As Nebraska lawmakers gathered Friday at the state Capitol talk about how to help his alcohol-drenched town, which has vexed politicians, local American Indians and activists for decades, Lance Moss let out a groan in Whiteclay.

He’s heard it all before.

“I get so sick of the same old rhetoric from people who visit here once a year and walk around,” then try to solve its problems, said Moss, owner of Whiteclay Grocery. “Have you ever heard of anyone solving an alcoholic’s problem for them? People need to make a conscience choice to change their way of living.”

Moss’ store, which doesn’t sell beer, is near four stores in the town _ population 14 _ that sells about 4 million cans of beer annually. It mostly goes to residents of the Pine Ridge Indian reservation, which is just across the border in South Dakota.

Liquor is banned on the reservation, but it is within walking distance of Whiteclay and has one of the country’s highest alcoholism-related mortality rates.

The joint legislative hearing held at the Capitol on Friday was prompted by two lawmakers’ visit to Whiteclay early this year and designed to come up with ways to prevent the town from inflaming alcohol-related problems. But new ideas were in short supply and the hearing was largely a recitation of problems that have plagued the town and reservation for decades.

Some who testified said slowing or stopping the flow of alcohol from Whiteclay stores to the reservation would help ease alcohol-related problems in the area. Others said people on the reservation would simply get alcohol elsewhere.

Still others said tighter alcohol-law enforcement in Whiteclay may not be a total solution, but Nebraska has a moral obligation to do what it can.

One of the leaders in the long effort to address problems in Whiteclay and the reservation, Indian activist Frank LaMere, acknowledged at the hearing that “I don’t know just exactly what we have done” to help over the years.

“We’ve not even got out of the chute,” said LaMere, a member of the Winnebago Tribe.

Jurisdictional issues complicate the uneasy tie between Whiteclay and the reservation. Problems in the area _ where people are often passed out drunk on the sidewalks or begging for beer money _ have been the subject of finger-pointing for years.

Common alcohol offenses in Whiteclay include public consumption, selling to intoxicated people, bootlegging onto the reservation, the sale of alcohol on credit, sale to minors, public intoxication, trespassing, assault and theft.

State Patrol superintendent Col. Bryan Tuma told lawmakers that enforcement of alcohol-related laws is difficult in Whiteclay because it’s hard for officers to infiltrate the tiny town where everyone not only knows everyone, but often can see them at the same time. The town is comprised mainly of just one, short street.

Asked by a state senator whether giving more money to the patrol would help enforce laws in Whiteclay, Tuma replied: “To give us money just for Whiteclay when we have so many pressing needs, I don’t know if that’s the answer.”

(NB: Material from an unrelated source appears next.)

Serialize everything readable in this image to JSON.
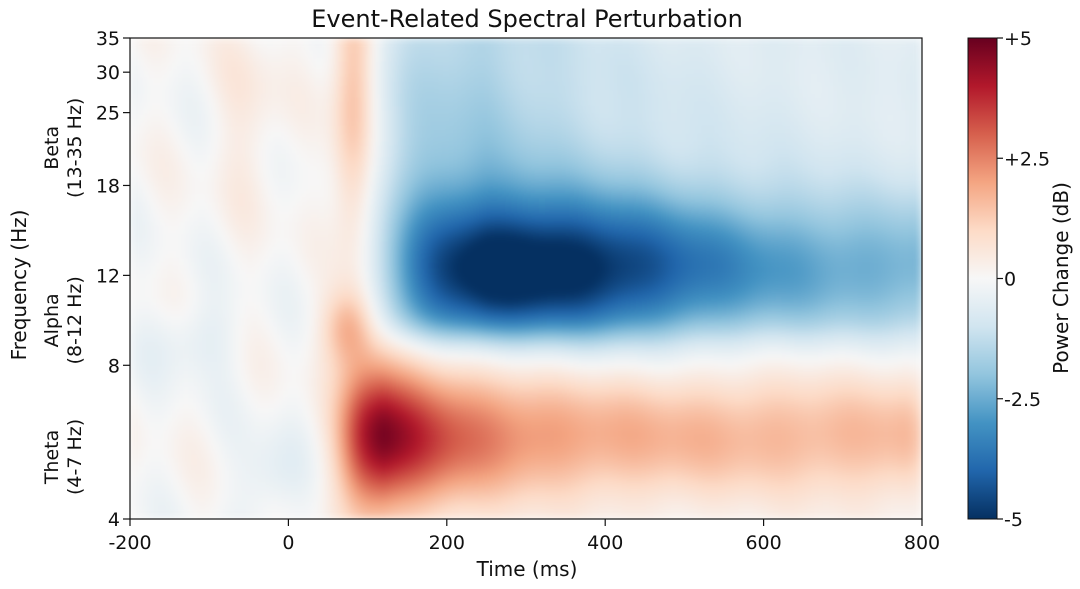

About four years ago, state and tribal officials reached what they called a historic agreement that allowed tribal police in the Pine Ridge Indian reservation to be deputized in Nebraska so they could patrol Whiteclay. The agreement was signed by Attorney General Jon Bruning, Gov. Dave Heineman and the then- president of the Oglala Sioux Tribe.

But nearly $200,000 earmarked by Congress to pay for Pine Ridge officers to patrol the town slipped away, unused, two years ago when the tribe didn’t have officers trained to be cross-deputized.

Moss said cross-deputizing may not have helped, but stricter enforcement by local and state police in Nebraska might. Daily, dozens of people pass out drunk on Whiteclay’s sidewalks _ a scene Moss said is somehow tolerated in Whiteclay but wouldn’t be in nearby towns, such as Rushville.

“Why is open public drunkenness OK here and not OK anywhere else?” Moss said. “If someone was passed out drunk in front of the bank in Rushville, how long do you think they’d be able to stay? Not very long. But I see people passed out in front of my store everyday.”